Poza takimi spotkaniami, które mogą mieć miejsce w każdym czasie, jest też szczególny czas na rytuał. To są święta. Mają przypominać o takiej możliwości, uwrażliwiać, by nas nie zaskoczyła, byśmy jej nie przegapili. Nie jest łatwo dostrzec pozytywy w dezintegracji. Najczęściej coś się wali, przestaje istnieć lub choćby istotnie się zmienia. Przeżywamy to jako stratę i trudno zobaczyć w tym szansę.
Konna procesja wielkanocna w Ostropie już nie jest taka, jak kiedyś. Ale czy to źle, że teraz kobiety mogą w niej uczestniczyć? Może teraz jest lepiej niż kiedyś? Nowe życie, o którym mówi liturgia, oznacza zmianę. To nie jest tylko powrót do tego, co było. Wchodzimy w pewną dynamikę. Z jednej strony powracamy do różnych tradycji. Tęsknimy za wypróbowanymi rozwiązaniami. Ale jednocześnie chcemy je na nowo odkrywać i uaktualniać. Jest kanon i jest jego twórcze rozwinięcie. A ono zakłada pewne odejście od kanonu, czyli pewną dezintegrację. Może banalnym, ale bardzo świątecznym przykładem są pisanki. Cieszą oko od zawsze, są tradycją, ale też zachwyca nas ich różnorodność, a nawet zmieniające się podteksty (lub jawne teksty) na nich umieszczane.
Święta wielkanocne to zachęta do przywoływania tego, co było, a jednocześnie do zmieniania. Wyrażenie „odnowa” brzmi dwoma przeciwstawnymi znaczeniami: „znowu to samo” i (chyba lepsze) „jednak coś nowego”. Powrót do korzeni, ale nie po to, by się cofać.
Wielkanoc to wiosenne święta. Nawiązują do cyklu pór roku. Po zimie (dezintegracji i umieraniu) następuje wiosna (wybuch życia). Przyroda się odnawia. Można mówić o zamkniętym kręgu życia. A jednocześnie wiemy, że każdy rok jest inny. Historia się zmienia i my się zmieniamy.
Tegoroczna Wielkanoc zapewne jest naznaczona dezintegracją obrazu Jana Pawła II. Cała ta sytuacja, niezależnie od tego, po której stronie barykady się stoi, powoduje szukanie nowych aspektów tego „narodowego kultu”. Prawdziwe różnice leżą w tym, co ma być fundamentem integracji. Na czym nam zależy? To dobre i potrzebne pytanie, bo sięgamy do korzeni. Ale odpowiedzi mogą być przestrogą. Przestrzegają przed chorymi typami religijności (lub areligijności). To nie jest bez znaczenie, czy na pierwszym miejscu stawiamy dobro ofiar (a zwłaszcza bezpieczeństwo ewentualnych ofiar) czy raczej zachowanie systemu, który delikatnie mówiąc, nie zdał egzaminu z ochrony dzieci.

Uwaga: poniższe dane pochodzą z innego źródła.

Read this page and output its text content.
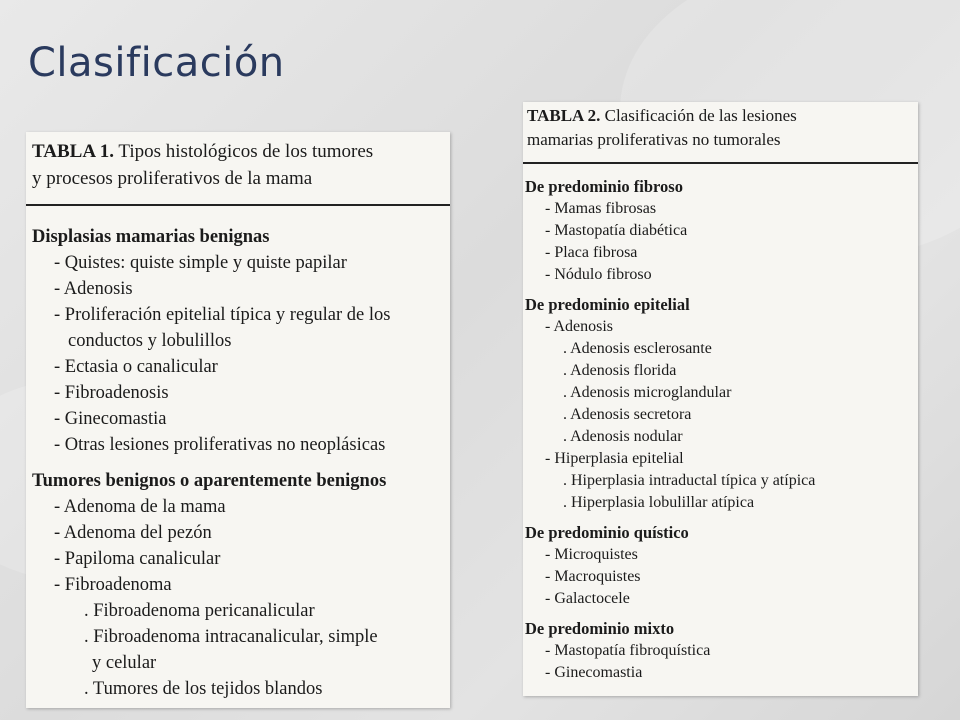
Clasificación
TABLA 1. Tipos histológicos de los tumores
y procesos proliferativos de la mama

Displasias mamarias benignas

- Quistes: quiste simple y quiste papilar

- Adenosis

- Proliferación epitelial típica y regular de los

conductos y lobulillos

- Ectasia o canalicular

- Fibroadenosis

- Ginecomastia

- Otras lesiones proliferativas no neoplásicas

Tumores benignos o aparentemente benignos

- Adenoma de la mama

- Adenoma del pezón

- Papiloma canalicular

- Fibroadenoma

. Fibroadenoma pericanalicular

. Fibroadenoma intracanalicular, simple

y celular

. Tumores de los tejidos blandos

TABLA 2. Clasificación de las lesiones
mamarias proliferativas no tumorales

De predominio fibroso

- Mamas fibrosas

- Mastopatía diabética

- Placa fibrosa

- Nódulo fibroso

De predominio epitelial

- Adenosis

. Adenosis esclerosante

. Adenosis florida

. Adenosis microglandular

. Adenosis secretora

. Adenosis nodular

- Hiperplasia epitelial

. Hiperplasia intraductal típica y atípica

. Hiperplasia lobulillar atípica

De predominio quístico

- Microquistes

- Macroquistes

- Galactocele

De predominio mixto

- Mastopatía fibroquística

- Ginecomastia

Ktoś powie, że wykorzystania seksualne to nic nowego. Zawsze były. Czy zatem nie ruszać systemu? W takim razie, co jest odnową? A może jednak warto badać (też archiwa), by dociec, co w tym systemie sprzyjało przestępstwom?
To konieczna dezintegracja. Miejmy nadzieję, że pozytywna. Że rzeczywiście ofiar będzie znacznie mniej. To też jest takie wejście w mękę i śmierć, by zmartwychwstanie było autentyczne i radosne. Czego wszystkim życzę serdecznie.